If the number Rs12 billion sounds familiar, it should. Remember the 2018-2019 budget presented by Pravind Jugnauth? It promised to spend Rs12.7 billion to build 6,800 social housing units. But now the current finance minister is allocating even less money (Rs12 billion-ed.) and promising to somehow deliver almost double the number of homes – not 6,800, but 12,000.
But arithmetic aside, this new project is also different in another way. Whereas past efforts relied directly on the NHDC, the new target of building 12,000 homes is being run by the New Social Living Development Company (NSLDC) – a wholly-owned special purpose vehicle (SPV) and an NHDC subsidiary set up in 2019 and based in the SICOM tower in Ébéne. On the one hand, this is in line with the current fashion of the government increasingly relying on SPVs to manage major public projects; recently this system has been used to finance the Metro Express, projects of the Central Electricity Board and the Bank of Mauritius to lend to major corporates via the Mauritius Investment Corporation. This tendency has been criticised by the April 2021 World Bank’s report on Mauritius where it warned, “the government should also revaluate and minimize the use of extra-budgetary special purpose vehicles as they limit the effectiveness of the budgetary process and medium-term fiscal framework necessary to manage and control expenditure, and potential fiscal risks”. Put simply, the new NHDC subsidiary in charge of delivering on this social housing pledge would operate outside the purview of procurement rules and government auditors. And although the NHDC is 99.5 percent owned by the government, 0.3 percent by the State Investment Corporation and 0.2 percent by SICOM, its new subsidiary is under much less public scrutiny.

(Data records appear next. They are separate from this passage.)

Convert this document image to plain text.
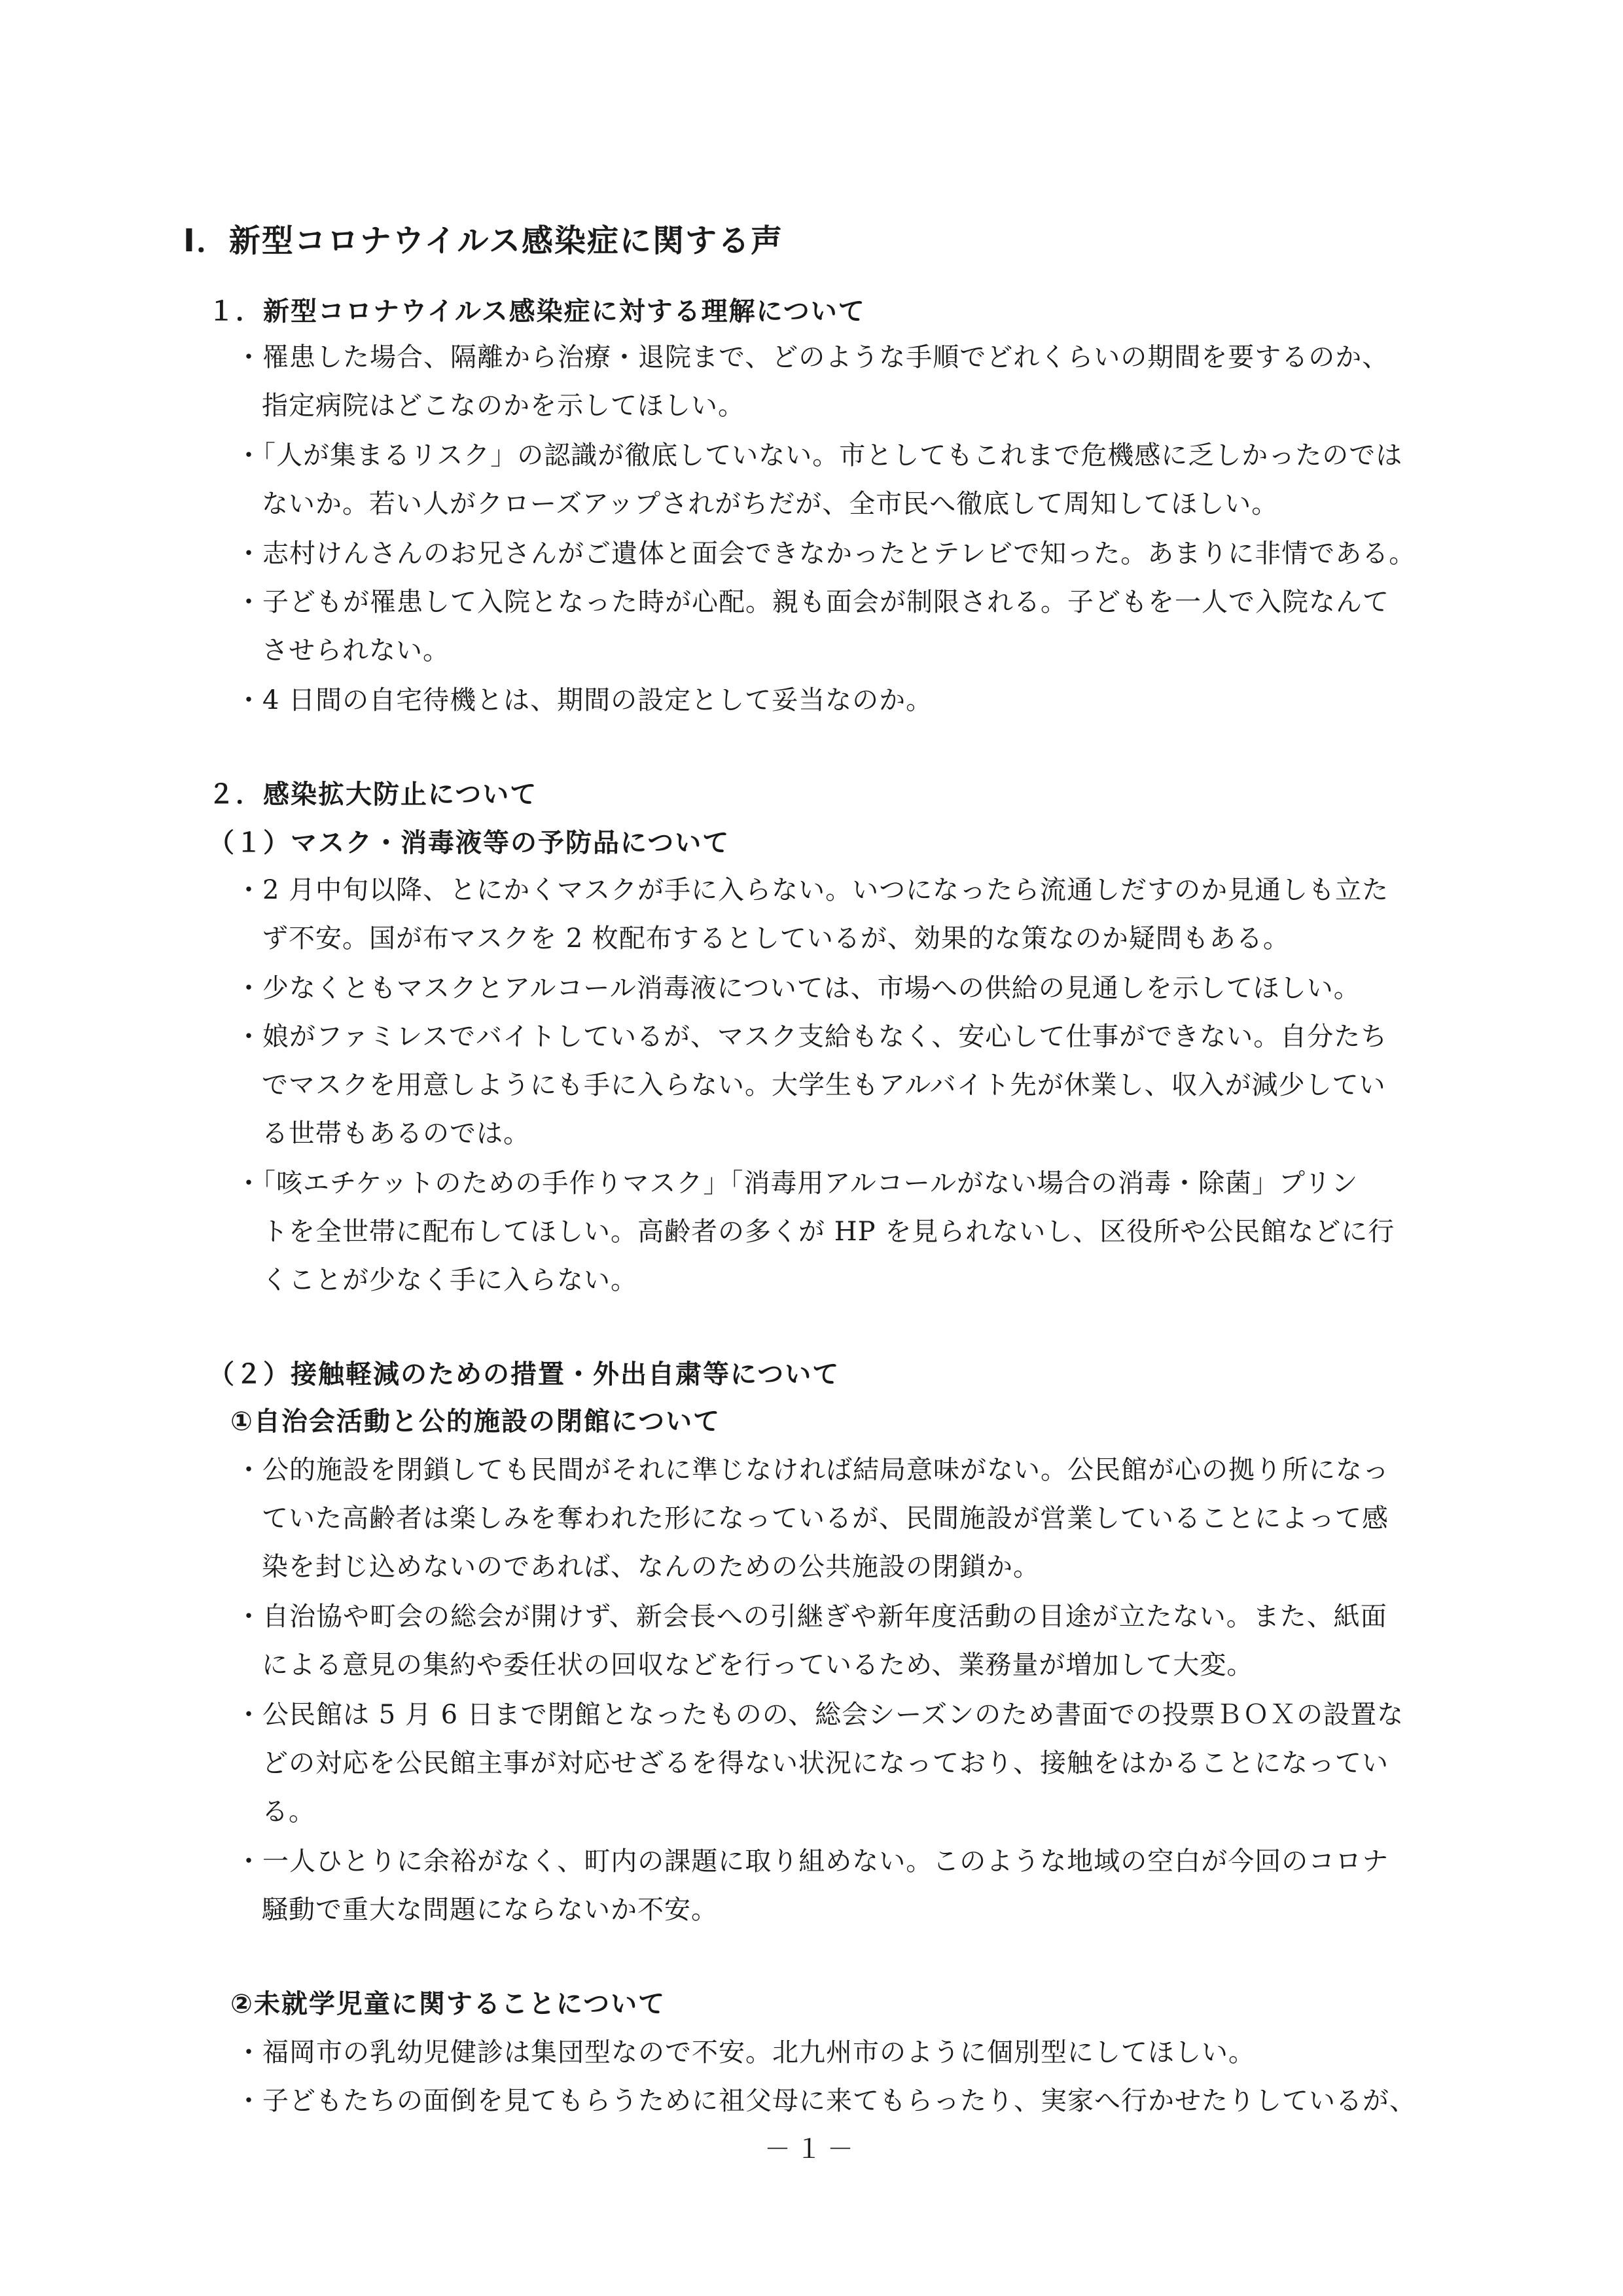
Ⅰ．新型コロナウイルス感染症に関する声
１．新型コロナウイルス感染症に対する理解について
・罹患した場合、隔離から治療・退院まで、どのような手順でどれくらいの期間を要するのか、
指定病院はどこなのかを示してほしい。
・「人が集まるリスク」の認識が徹底していない。市としてもこれまで危機感に乏しかったのでは
ないか。若い人がクローズアップされがちだが、全市民へ徹底して周知してほしい。
・志村けんさんのお兄さんがご遺体と面会できなかったとテレビで知った。あまりに非情である。
・子どもが罹患して入院となった時が心配。親も面会が制限される。子どもを一人で入院なんて
させられない。
・4 日間の自宅待機とは、期間の設定として妥当なのか。
２．感染拡大防止について
（１）マスク・消毒液等の予防品について
・2 月中旬以降、とにかくマスクが手に入らない。いつになったら流通しだすのか見通しも立た
ず不安。国が布マスクを 2 枚配布するとしているが、効果的な策なのか疑問もある。
・少なくともマスクとアルコール消毒液については、市場への供給の見通しを示してほしい。
・娘がファミレスでバイトしているが、マスク支給もなく、安心して仕事ができない。自分たち
でマスクを用意しようにも手に入らない。大学生もアルバイト先が休業し、収入が減少してい
る世帯もあるのでは。
・「咳エチケットのための手作りマスク」「消毒用アルコールがない場合の消毒・除菌」プリン
トを全世帯に配布してほしい。高齢者の多くが HP を見られないし、区役所や公民館などに行
くことが少なく手に入らない。
（２）接触軽減のための措置・外出自粛等について
①自治会活動と公的施設の閉館について
・公的施設を閉鎖しても民間がそれに準じなければ結局意味がない。公民館が心の拠り所になっ
ていた高齢者は楽しみを奪われた形になっているが、民間施設が営業していることによって感
染を封じ込めないのであれば、なんのための公共施設の閉鎖か。
・自治協や町会の総会が開けず、新会長への引継ぎや新年度活動の目途が立たない。また、紙面
による意見の集約や委任状の回収などを行っているため、業務量が増加して大変。
・公民館は 5 月 6 日まで閉館となったものの、総会シーズンのため書面での投票ＢＯＸの設置な
どの対応を公民館主事が対応せざるを得ない状況になっており、接触をはかることになってい
る。
・一人ひとりに余裕がなく、町内の課題に取り組めない。このような地域の空白が今回のコロナ
騒動で重大な問題にならないか不安。
②未就学児童に関することについて
・福岡市の乳幼児健診は集団型なので不安。北九州市のように個別型にしてほしい。
・子どもたちの面倒を見てもらうために祖父母に来てもらったり、実家へ行かせたりしているが、
－１－
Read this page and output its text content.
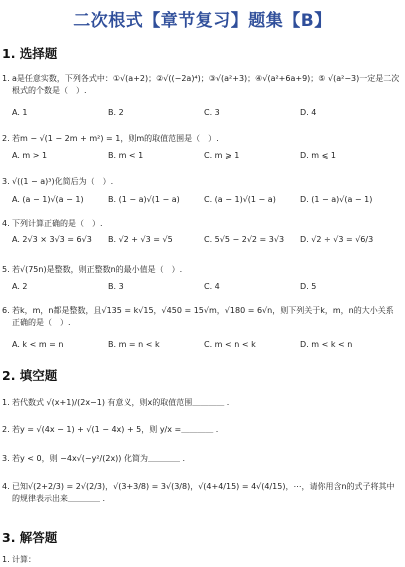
二次根式【章节复习】题集【B】
1. 选择题
1. a是任意实数，下列各式中：①√(a+2)；②√((−2a)⁴)；③√(a²+3)；④√(a²+6a+9)；⑤ √(a²−3)一定是二次根式的个数是（　）.
A. 1	B. 2	C. 3	D. 4
2. 若m − √(1 − 2m + m²) = 1，则m的取值范围是（　）.
A. m > 1	B. m < 1	C. m ⩾ 1	D. m ⩽ 1
3. √((1 − a)³)化简后为（　）.
A. (a − 1)√(a − 1)	B. (1 − a)√(1 − a)	C. (a − 1)√(1 − a)	D. (1 − a)√(a − 1)
4. 下列计算正确的是（　）.
A. 2√3 × 3√3 = 6√3 B. √2 + √3 = √5	C. 5√5 − 2√2 = 3√3 D. √2 ÷ √3 = √6/3
5. 若√(75n)是整数，则正整数n的最小值是（　）.
A. 2	B. 3	C. 4	D. 5
6. 若k，m，n都是整数，且√135 = k√15，√450 = 15√m，√180 = 6√n，则下列关于k，m，n的大小关系正确的是（　）.
A. k < m = n	B. m = n < k	C. m < n < k	D. m < k < n
2. 填空题
1. 若代数式 √(x+1)/(2x−1) 有意义，则x的取值范围＿＿＿＿ .
2. 若y = √(4x − 1) + √(1 − 4x) + 5，则 y/x =＿＿＿＿ .
3. 若y < 0，则 −4x√(−y²/(2x)) 化简为＿＿＿＿ .
4. 已知√(2+2/3) = 2√(2/3)，√(3+3/8) = 3√(3/8)，√(4+4/15) = 4√(4/15)，⋯，请你用含n的式子将其中的规律表示出来＿＿＿＿ .
3. 解答题
1. 计算：
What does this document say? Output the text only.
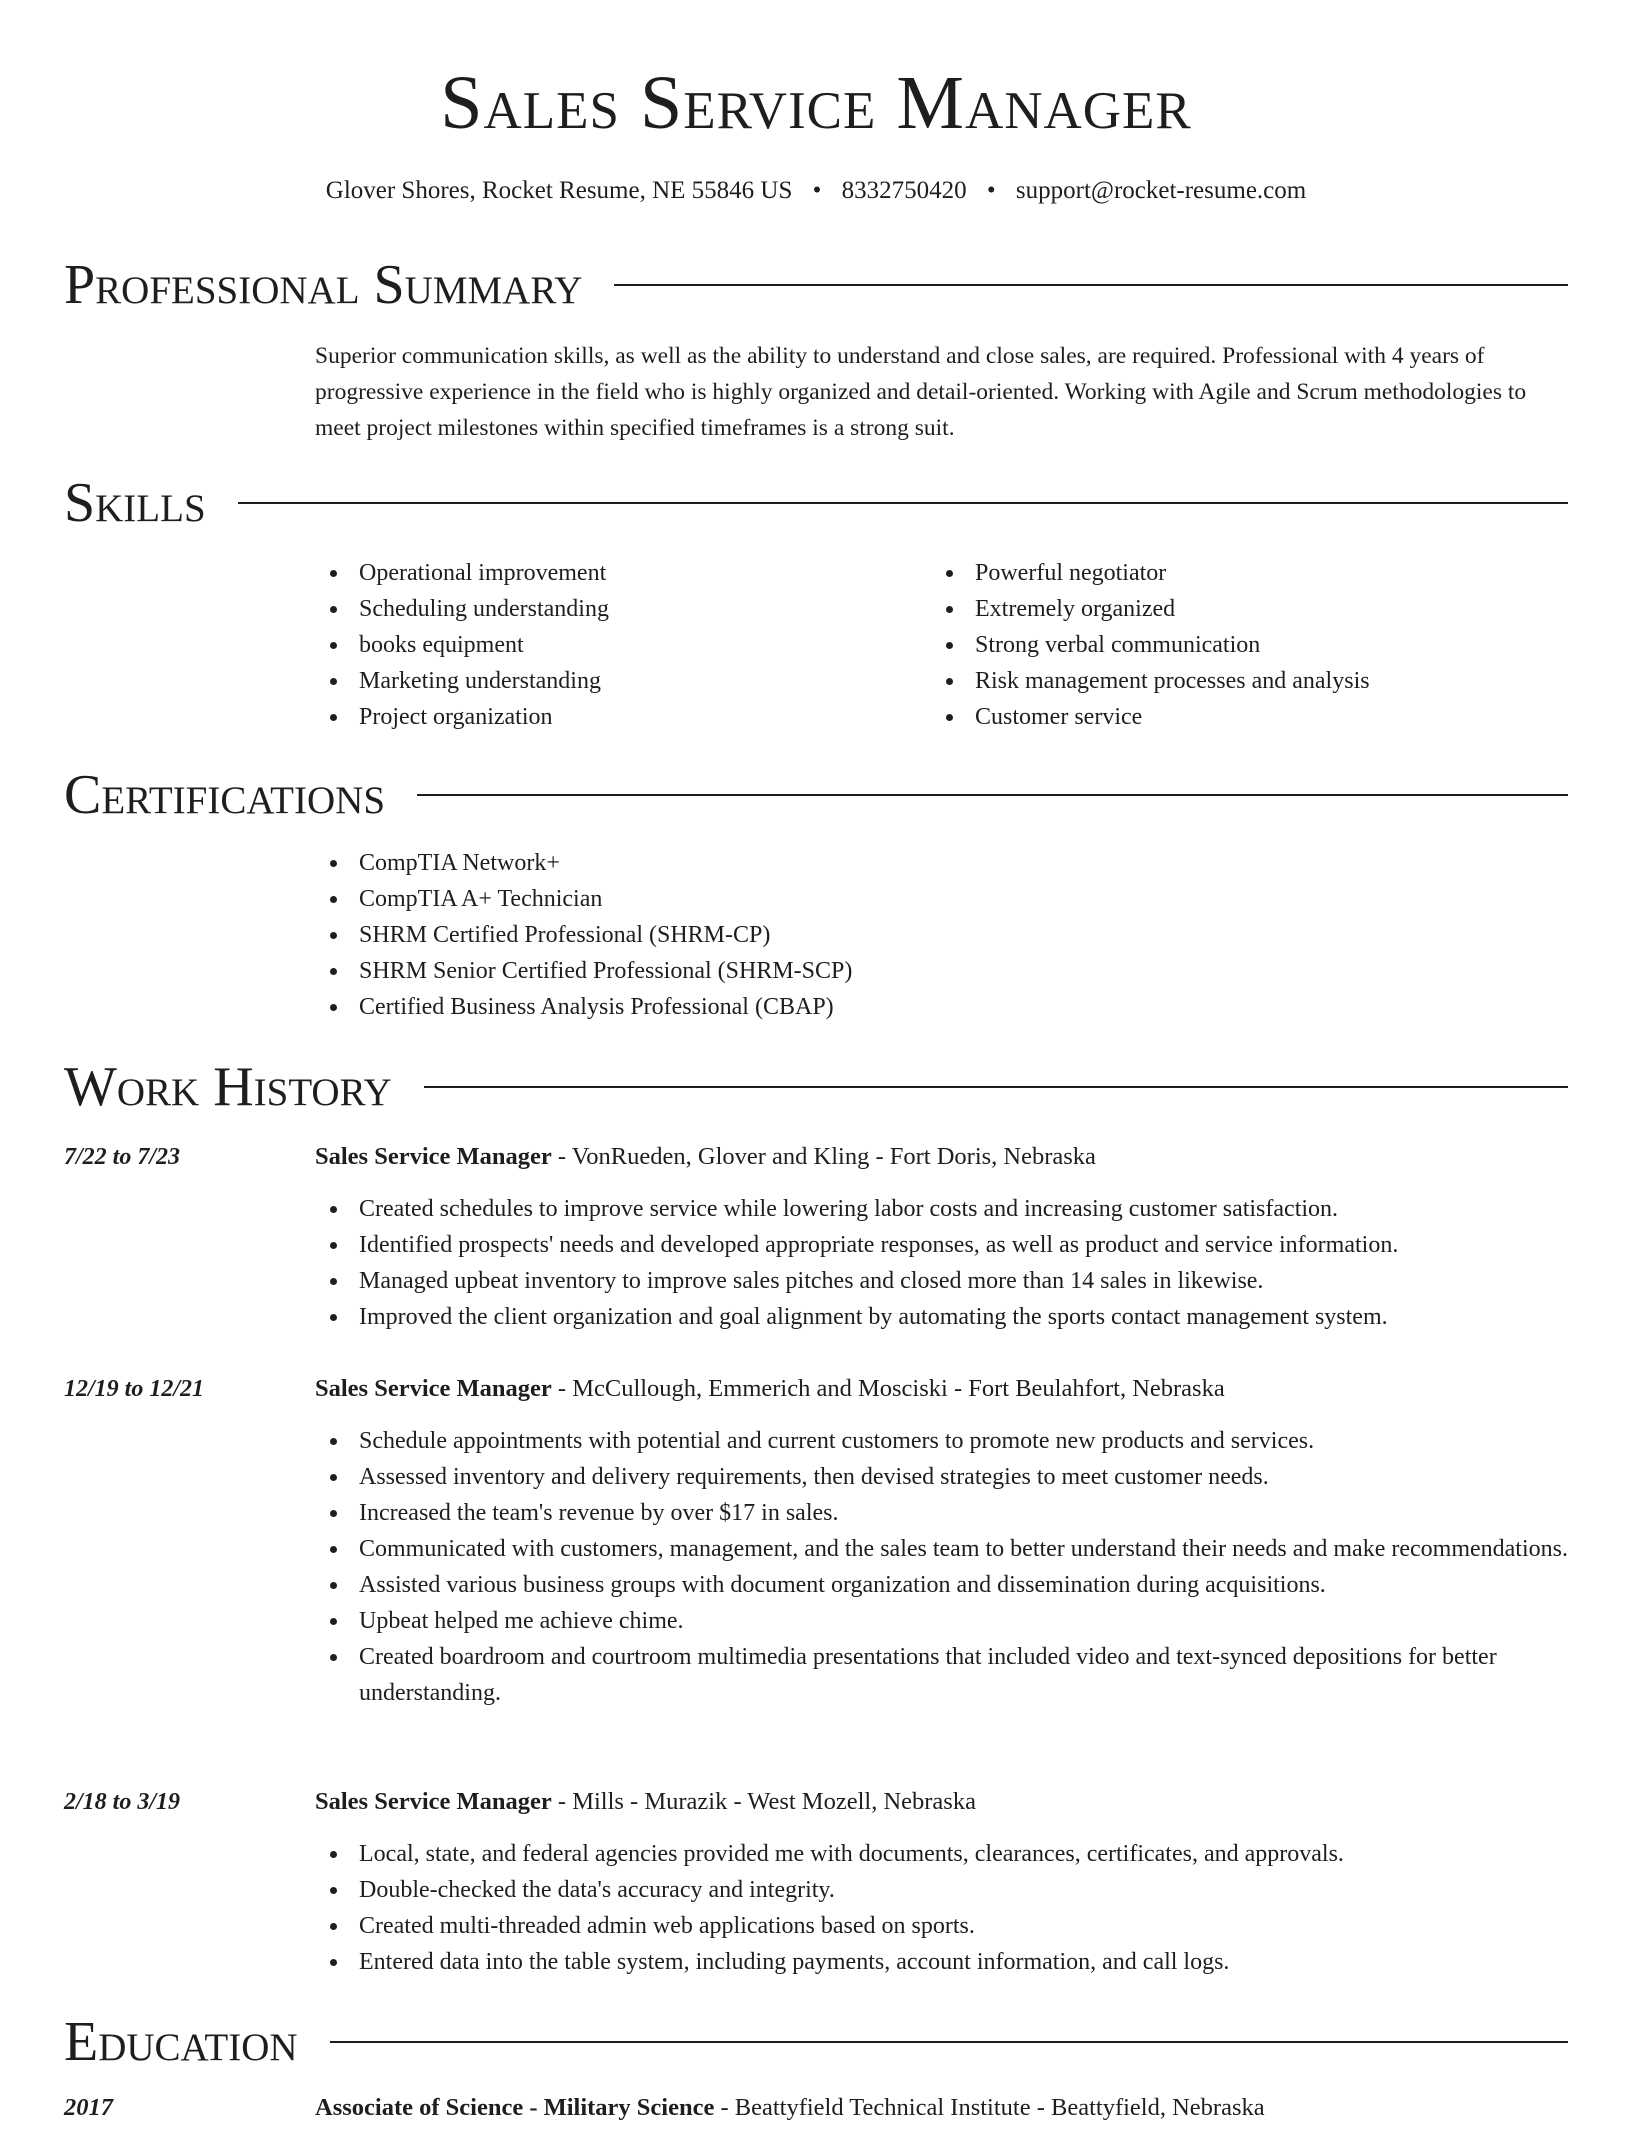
Sales Service Manager
Glover Shores, Rocket Resume, NE 55846 US • 8332750420 • support@rocket-resume.com
Professional Summary

Superior communication skills, as well as the ability to understand and close sales, are required. Professional with 4 years of progressive experience in the field who is highly organized and detail-oriented. Working with Agile and Scrum methodologies to meet project milestones within specified timeframes is a strong suit.

Skills
Operational improvement
Scheduling understanding
books equipment
Marketing understanding
Project organization
Powerful negotiator
Extremely organized
Strong verbal communication
Risk management processes and analysis
Customer service
Certifications
CompTIA Network+
CompTIA A+ Technician
SHRM Certified Professional (SHRM-CP)
SHRM Senior Certified Professional (SHRM-SCP)
Certified Business Analysis Professional (CBAP)
Work History
7/22 to 7/23	Sales Service Manager - VonRueden, Glover and Kling - Fort Doris, Nebraska
Created schedules to improve service while lowering labor costs and increasing customer satisfaction.
Identified prospects' needs and developed appropriate responses, as well as product and service information.
Managed upbeat inventory to improve sales pitches and closed more than 14 sales in likewise.
Improved the client organization and goal alignment by automating the sports contact management system.
12/19 to 12/21	Sales Service Manager - McCullough, Emmerich and Mosciski - Fort Beulahfort, Nebraska
Schedule appointments with potential and current customers to promote new products and services.
Assessed inventory and delivery requirements, then devised strategies to meet customer needs.
Increased the team's revenue by over $17 in sales.
Communicated with customers, management, and the sales team to better understand their needs and make recommendations.
Assisted various business groups with document organization and dissemination during acquisitions.
Upbeat helped me achieve chime.
Created boardroom and courtroom multimedia presentations that included video and text-synced depositions for better understanding.
2/18 to 3/19	Sales Service Manager - Mills - Murazik - West Mozell, Nebraska
Local, state, and federal agencies provided me with documents, clearances, certificates, and approvals.
Double-checked the data's accuracy and integrity.
Created multi-threaded admin web applications based on sports.
Entered data into the table system, including payments, account information, and call logs.
Education
2017	Associate of Science - Military Science - Beattyfield Technical Institute - Beattyfield, Nebraska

The NHDC also has a poor record when it comes to its own balance sheet. Essentially a housing bank – selling houses on credit with the houses themselves serving as security – the 2013 report by the Office of Public Sector Governance pointed out that the NHDC “has an enormous amount of revenue in arrears as more than 50 percent of its clients are in arrears”. In addition, there is another reason why the government would want a new name for its project: the NHDC itself has courted political controversy of late. In 2017, the then-housing and lands minister Showkutally Soodhun was forced to step down after a recording leaked of him allegedly making ethnic remarks about housing allocations at an NHDC project in Bassin consisting of 51 duplex housing units. Although on September 25, 2019, the Intermediate Court cleared Soodhun of the charge because the court found that Soodhun as minister did not directly control the NHDC and the unreliability of Vivek Pursun who made the allegations against Soodhun, the scandal stuck politically. Soodhun was not given a ticket for the 2019 elections that followed and the image of the NHDC endured an immense amount of damage publicly.
The government is looking at this promise to significantly alleviate the social housing crisis. If history is any indication, the less than stellar record of all major parties and past governments – including the MSM’s own previous one – does not leave much room for hope. And it remains to be seen whether the government can break with the past and finally start resolving the social housing problem, rather than simply make it worse.